First Mr. Damon tells us to what great lengths he has gone so he can share his message in person.
Next, he tells us he went to public schools and had great teachers and great parenting.
He then claims that his most highly valued qualities –“my imagination, my love of acting, my passion for writing,…” – that have brought him so much professional success could never be tested in school.
He recalls taking only one standardized test which prompted his mother, herself a former teacher, to tell the principal, “My kid ain’t taking that. It’s stupid.”
His speech degenerates into a diatribe against standard testing and how this “has been a horrible decade for teachers.” He says his important message to the rally is that “I appreciate more and more the teachers that I had growing up.” Wow! Really!
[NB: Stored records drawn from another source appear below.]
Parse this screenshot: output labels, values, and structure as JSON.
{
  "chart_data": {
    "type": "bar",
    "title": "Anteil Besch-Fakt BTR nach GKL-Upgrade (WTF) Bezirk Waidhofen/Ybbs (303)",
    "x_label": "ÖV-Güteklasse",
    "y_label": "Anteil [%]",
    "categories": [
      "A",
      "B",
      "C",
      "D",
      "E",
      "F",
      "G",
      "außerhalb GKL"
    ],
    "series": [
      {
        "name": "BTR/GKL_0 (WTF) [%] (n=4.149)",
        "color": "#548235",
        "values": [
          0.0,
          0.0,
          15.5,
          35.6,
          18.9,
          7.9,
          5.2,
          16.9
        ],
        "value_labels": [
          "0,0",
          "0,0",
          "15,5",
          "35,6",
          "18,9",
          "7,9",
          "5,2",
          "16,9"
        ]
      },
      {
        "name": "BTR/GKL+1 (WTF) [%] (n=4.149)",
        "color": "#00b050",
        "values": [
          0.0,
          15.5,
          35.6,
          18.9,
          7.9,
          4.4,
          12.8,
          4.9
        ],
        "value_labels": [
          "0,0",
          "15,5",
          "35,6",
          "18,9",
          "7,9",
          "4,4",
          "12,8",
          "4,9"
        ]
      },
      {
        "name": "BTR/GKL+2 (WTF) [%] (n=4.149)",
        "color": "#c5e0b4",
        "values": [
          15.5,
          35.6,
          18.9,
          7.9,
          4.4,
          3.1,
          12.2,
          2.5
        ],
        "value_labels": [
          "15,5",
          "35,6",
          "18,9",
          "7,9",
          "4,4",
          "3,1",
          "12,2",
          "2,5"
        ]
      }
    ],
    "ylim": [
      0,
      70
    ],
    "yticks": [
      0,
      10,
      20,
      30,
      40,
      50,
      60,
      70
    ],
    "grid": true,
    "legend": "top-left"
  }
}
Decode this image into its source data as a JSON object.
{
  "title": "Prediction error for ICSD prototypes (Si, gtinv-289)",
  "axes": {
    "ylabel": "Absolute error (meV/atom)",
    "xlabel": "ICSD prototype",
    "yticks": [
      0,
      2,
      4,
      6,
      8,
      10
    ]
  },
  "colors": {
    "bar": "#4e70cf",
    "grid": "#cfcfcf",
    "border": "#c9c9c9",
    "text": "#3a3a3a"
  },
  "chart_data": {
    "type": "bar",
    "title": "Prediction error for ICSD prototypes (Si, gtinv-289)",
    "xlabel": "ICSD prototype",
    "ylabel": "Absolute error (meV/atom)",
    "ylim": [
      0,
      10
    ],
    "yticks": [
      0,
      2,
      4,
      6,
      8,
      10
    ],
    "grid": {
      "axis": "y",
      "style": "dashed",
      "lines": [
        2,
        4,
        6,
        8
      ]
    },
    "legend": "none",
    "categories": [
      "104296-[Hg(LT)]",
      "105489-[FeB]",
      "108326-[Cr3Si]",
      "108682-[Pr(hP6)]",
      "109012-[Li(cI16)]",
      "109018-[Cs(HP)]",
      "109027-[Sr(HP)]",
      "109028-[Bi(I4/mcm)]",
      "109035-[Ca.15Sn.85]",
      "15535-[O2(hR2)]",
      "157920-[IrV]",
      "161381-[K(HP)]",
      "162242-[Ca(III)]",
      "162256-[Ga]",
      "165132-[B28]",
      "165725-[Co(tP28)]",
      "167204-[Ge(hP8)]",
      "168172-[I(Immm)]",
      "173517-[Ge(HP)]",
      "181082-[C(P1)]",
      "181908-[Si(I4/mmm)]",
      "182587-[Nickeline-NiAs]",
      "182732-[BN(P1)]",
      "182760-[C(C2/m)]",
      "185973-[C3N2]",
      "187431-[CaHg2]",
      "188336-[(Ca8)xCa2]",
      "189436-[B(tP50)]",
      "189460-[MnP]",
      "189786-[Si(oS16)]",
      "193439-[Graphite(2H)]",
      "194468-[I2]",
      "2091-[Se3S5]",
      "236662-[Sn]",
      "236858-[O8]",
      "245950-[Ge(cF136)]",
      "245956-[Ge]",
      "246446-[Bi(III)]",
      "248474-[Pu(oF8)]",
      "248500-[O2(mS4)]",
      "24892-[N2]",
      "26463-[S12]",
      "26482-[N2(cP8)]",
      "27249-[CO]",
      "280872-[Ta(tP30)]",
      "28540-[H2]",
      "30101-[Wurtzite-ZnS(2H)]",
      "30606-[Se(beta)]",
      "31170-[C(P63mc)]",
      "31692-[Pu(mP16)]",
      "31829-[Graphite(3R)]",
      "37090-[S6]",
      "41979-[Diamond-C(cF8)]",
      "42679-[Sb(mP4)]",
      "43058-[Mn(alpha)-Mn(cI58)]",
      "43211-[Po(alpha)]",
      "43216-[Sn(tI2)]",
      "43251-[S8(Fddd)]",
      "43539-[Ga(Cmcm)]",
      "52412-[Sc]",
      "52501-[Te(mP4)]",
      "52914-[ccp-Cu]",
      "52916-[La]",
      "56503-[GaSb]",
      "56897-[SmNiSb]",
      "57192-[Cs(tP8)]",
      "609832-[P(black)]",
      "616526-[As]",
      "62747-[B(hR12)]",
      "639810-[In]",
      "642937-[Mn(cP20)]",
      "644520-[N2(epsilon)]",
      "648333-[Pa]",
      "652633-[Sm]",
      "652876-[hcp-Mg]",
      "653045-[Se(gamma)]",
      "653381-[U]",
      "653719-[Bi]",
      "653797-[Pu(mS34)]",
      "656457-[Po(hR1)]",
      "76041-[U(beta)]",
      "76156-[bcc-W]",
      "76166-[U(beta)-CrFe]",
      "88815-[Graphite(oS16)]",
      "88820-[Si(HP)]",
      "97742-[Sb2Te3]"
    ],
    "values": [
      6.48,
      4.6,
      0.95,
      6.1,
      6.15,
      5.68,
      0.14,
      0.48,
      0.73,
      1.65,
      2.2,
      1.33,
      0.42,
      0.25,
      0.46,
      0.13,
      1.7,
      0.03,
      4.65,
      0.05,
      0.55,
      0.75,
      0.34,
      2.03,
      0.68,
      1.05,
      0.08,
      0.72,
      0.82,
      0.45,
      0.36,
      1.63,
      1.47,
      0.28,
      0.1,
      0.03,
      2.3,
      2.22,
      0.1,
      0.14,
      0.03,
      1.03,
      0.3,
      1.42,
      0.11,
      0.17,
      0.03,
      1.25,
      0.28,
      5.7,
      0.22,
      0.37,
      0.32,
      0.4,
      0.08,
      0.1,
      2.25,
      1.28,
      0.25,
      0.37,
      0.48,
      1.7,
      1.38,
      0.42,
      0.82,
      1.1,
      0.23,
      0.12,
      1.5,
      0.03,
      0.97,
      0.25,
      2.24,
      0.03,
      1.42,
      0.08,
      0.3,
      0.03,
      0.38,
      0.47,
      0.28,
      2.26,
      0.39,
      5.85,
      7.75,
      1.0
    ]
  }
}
He concludes by reminding the unappreciated teachers that there are millions like him who support their efforts. “We love you,” he says.
Good for you Matt. We love you, too.
But now, if we could, let’s hear some sentiments that one might overhear from State Inmate No. 23-84746 who watched the speech on CSPAN. Mr. 84746 may have been the elected spokesman for one of the 25,000 member dropout class of 2008 here in North Carolina. [Mr. 84746’s comments have been translated into Standard English by the author.]
It is very modest for the rich and famous Mr. Damon to extoll his K-12 teachers and credit them for his success. He omits mentioning his years of toil and talent that went into finally producing his success and for which he doesn’t take any credit, whatsoever. It was all his teachers, man, and he loves them. And he hates those standard tests.
Now what am I supposed to think. I’m not allowed to credit my teachers for never teaching me to read because they were required to give me a standardized test? Is that their excuse. “I sorry, 23. You failed your standard reading and math tests in 3rd grade along with 55% of your minority male classmates in the state because I had to give you the test.” Is that what my teacher gets to say?
Well Ms. Teacher, why didn’t you catch me up in the 4th grade? Because you wanted me to automatically learn my math facts without having to resort to a few drills? Mr. Damon claims he wouldn’t be where he is today if his teachers had resorted to “desperately drilling” him. Well maybe with some drilling, I would not be where I am today – and will remain for the next 30 even with good behavior.
Ms. Teacher, my group of low-income males sees the same 55% of failures from third grade who then drop out of high school seven or eight years later because we never learned to read or to do the math. You had K, 1, 2, and 3 to get me ready for the 3rd grade tests. Then you had another half decade to catch me up.
What were you doing all those years? Oh, I see. Like Mr. Damon says you were “encouraging creativity and original ideas,” teaching us to “know who we were, seeing our strengths and helping us realize our talents.” Right on. I sure do appreciate that.
But surely you must wonder why “encouraging creativity” and avoiding “desperate drilling” does not bring success to me and my brothers? Who told you that “encouraging creativity” and avoiding “desperate drilling” was the right thing to do? Who was supposed to train you to teach me and my 25,000 annual non-reading dropout friends how to read?
So do we congratulate, in turn, your teacher, Ms. Teacher? Is Mr. Damon a wealthy star because of the education schools who trained you in “encouraging creativity and original ideas,” who trained you to teach us to “know who we were, seeing our strengths and helping us realize our talents”? If he says so, it must be so.
But Ms. Teacher, why didn’t they train you to teach me to read? You saw my 3rd grade test results. You knew I could not read or do math. Why did you not then teach me?
If I could read, my time might pass more quickly.